Hamba mulai menulis, dimaksudkan bahwa penulis menghambakan diri pada pembaca, agar pembaca memahami bahwa penulis "bukan apa-apa" dan tak memiliki kedudukan yang patut diperhatikan.

Hyang Maha Suci bersemayam didalam diri setiap manusia, memiliki cahaya yang dapat menerangi kehidupan setiap orang. Wayang kulit adalah gambaran wadag (badan jasmani). Setiap gambar mewakili pribadi seseorang. Hyang Maha Suci yang menggerakkannya, walaupun sebenarnya digerakkan oleh ki dalang. Seseorang yang ditinggal Hyang Maha Suci akan kehilangan daya hidup, istilah itu disebutkan bagaikan Gatotkaca kehilangan gapit (penunjang dari tanduk kerbau). "Nglumpruk". Tak berdaya sama sekali.

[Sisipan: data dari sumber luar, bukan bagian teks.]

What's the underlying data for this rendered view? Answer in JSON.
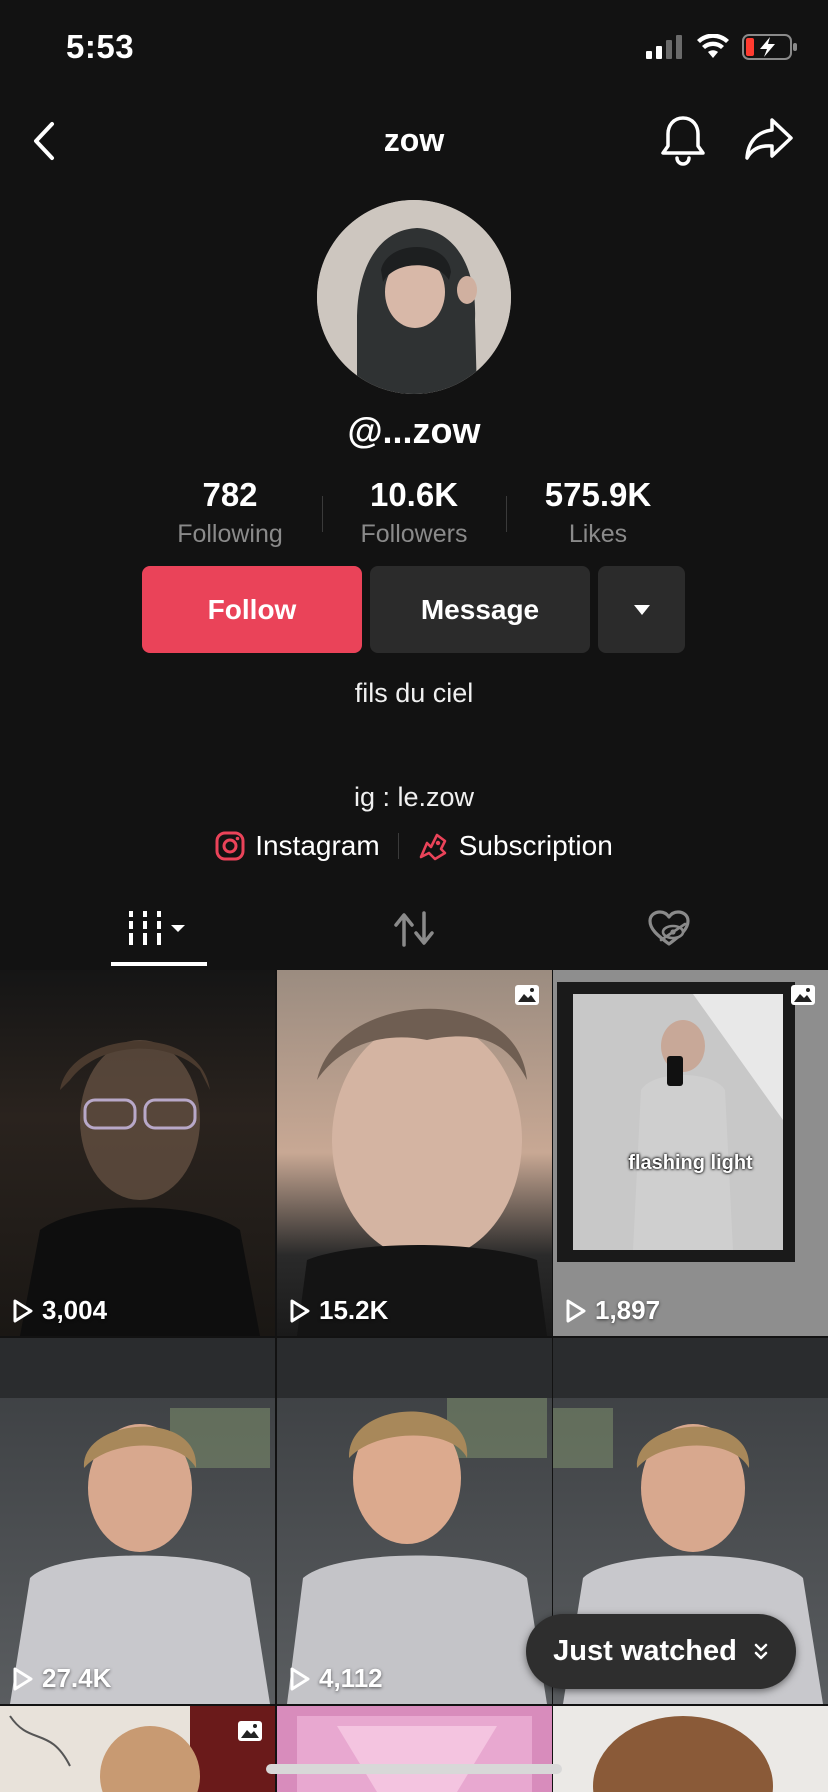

Hyang Widhi yang memilikinya, diartikan bahwa walaupun Hyang Maha Suci yang menggerakkan, bukan berarti juga yang memiliki. Pemiliknya adalah Hyang Widhi. Sedangkan Hyang Maha Kuwasa penonton sekaligus pemilik rumah dan keseluruhannya. Hyang Maha Kuasa tidak melarang atau menyuruh seseorang untuk berbuat ini-itu. Segala perbuatan manusia akan dibebankan pada Hyang Maha Suci.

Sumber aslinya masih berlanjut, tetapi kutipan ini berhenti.